When it comes to rock-solid dividend stocks, it's tough to find anything not to like about Realty Income (NYSE:O). The company has one of the most impressive streaks of dividend increases in the market, it has delivered market-beating performance throughout its history, and it doesn't have significant exposure to the troubled areas of retail.
Here's why long-term dividend investors should keep this real estate investment trust (REIT) on their radar.
Realty Income: The quick version
Realty Income is a net-lease REIT that focuses on freestanding, single-tenant properties. The portfolio consists of 5,062 properties as of the third quarter, and about 80% of the portfolio by rental income is made of retail properties. The company's portfolio also has a significant amount of industrial and office properties, and a small amount of agricultural properties.

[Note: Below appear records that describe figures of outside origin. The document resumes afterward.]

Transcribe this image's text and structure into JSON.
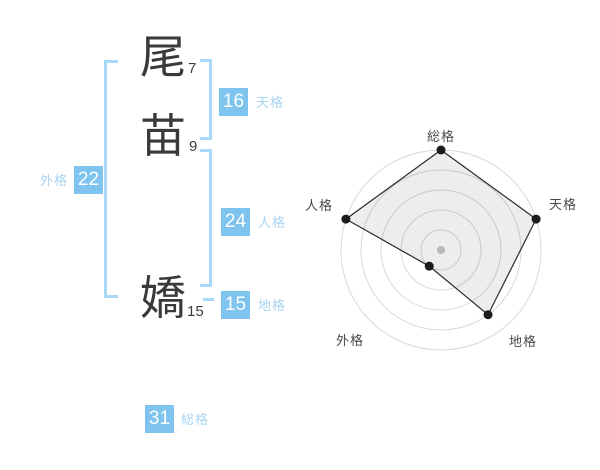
{
  "colors": {
    "badge_blue": "#7ec4ef",
    "label_blue": "#a9d4f1",
    "bracket_blue": "#a8d8f8",
    "ink": "#3a3a3a",
    "ring_gray": "#d9d9d9"
  },
  "name_panel": {
    "characters": [
      {
        "char": "尾",
        "strokes": "7"
      },
      {
        "char": "苗",
        "strokes": "9"
      },
      {
        "char": "嬌",
        "strokes": "15"
      }
    ],
    "gaikaku": {
      "value": "22",
      "label": "外格"
    },
    "tenkaku": {
      "value": "16",
      "label": "天格"
    },
    "jinkaku": {
      "value": "24",
      "label": "人格"
    },
    "chikaku": {
      "value": "15",
      "label": "地格"
    },
    "soukaku": {
      "value": "31",
      "label": "総格"
    }
  },
  "chart_data": {
    "type": "radar",
    "categories": [
      "総格",
      "天格",
      "地格",
      "外格",
      "人格"
    ],
    "values": [
      5,
      5,
      4,
      1,
      5
    ],
    "max": 5,
    "rings": 5,
    "start_angle_deg": 90,
    "direction": "clockwise",
    "grid": "concentric-circles",
    "legend": "none",
    "title": ""
  }
}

If you're not familiar, a "net lease" is a form of leasing arrangement that is common among single-tenant commercial properties. These leases typically have a long initial term (15 years or more) with annual rent increases, or escalators, built in. Tenants are responsible for property taxes, building insurance, and certain maintenance expenses -- the combination of which is why these are often referred to as triple-net leases.
From a landlord's perspective, net leases are favorable for a couple of reasons. First, they eliminate the variable expenses of owning property. If property taxes or insurance costs spike, that's the tenant's problem. Second, their long lease terms minimize vacancy and turnover risk. Finally, they provide a predictably increasing income stream.
It's not the risky kind of retail
Many investors are hesitant to get involved with any retail-oriented investment, and it's not hard to understand why. So far in 2017 alone, there have been 22 significant retail bankruptcies, including high-profile companies such as hhgregg and Toys R Us.
However, the vast majority of Realty Income's retail tenants have either a low-price, non-discretionary, or service-oriented component to their business. This keeps them insulated from e-commerce competition and also adds recession-resistance. Nineteen of those 22 bankruptcies this year lacked one of these components. Furthermore, all of the retail bankruptcies in 2017 represent less than 1% of Realty Income's rental revenue.
It's tough to find a better dividend history
Since Realty Income first listed on the NYSE in 1994, the company has increased its dividend a total of 93 times -- an average of about 3.4 times per year. More recently, the company has focused on quarterly increases, and has done so without fail for 80 quarters in a row.
The dividends are paid in monthly installments, and the numerous increases have averaged a 4.6% annualized growth rate. And Realty Income has never cut its dividend as a public company. In fact, the median dividend activity in 2009 among REITs was a 25% cut, and Realty Income managed to increase its payout by 2.7%. Including its time as a non-listed REIT, Realty Income has made 568 consecutive monthly dividend payments.
Strong results should keep the dividend increases coming
Realty Income's third-quarter earnings show strong growth that should allow the company to continue to raise its dividend going forward.
Adjusted funds from operation (AFFO) increased by 6.9% year over year to $0.77 per share, which outpaced the company's 5.7% dividend growth rate. Occupancy remains strong at 98.3%, which shows how strong and e-commerce-resistant Realty Income's tenants are. And, Realty Income's balance sheet is incredibly strong. The company's fixed-charge coverage ratio recently reached its highest level ever after a recent capital raise.
For the full year 2017, Realty Income is expecting AFFO in the $3.03 to $3.07 range. Based on the midpoint, the current dividend rate represents a payout ratio of 83% -- which is quite reasonable for a REIT and leaves room for further dividend increases. In a nutshell, I'd be surprised if Realty Income's dividend didn't increase by at least another 5%-6% by this time in 2018.
A final thought
As you can probably sense, I'm a big fan of Realty Income. In fact, it is one of my largest stock holdings in my own portfolio.
However, it's important to mention that it can be rather volatile over shorter periods of time, and is best suited for investors who have long time horizons to ride out the ups and downs. Just to name one near-term risk factor, if interest rates end up rising faster than expected, it could create significant downward pressure on the stock's price. In short, if you'll need your money within a few years, you're better off looking elsewhere.
Having said that, any weakness that does occur in the stock should be temporary. Over the long run, Realty Income has a winning business model and a top-notch management team that should deliver strong returns for investors.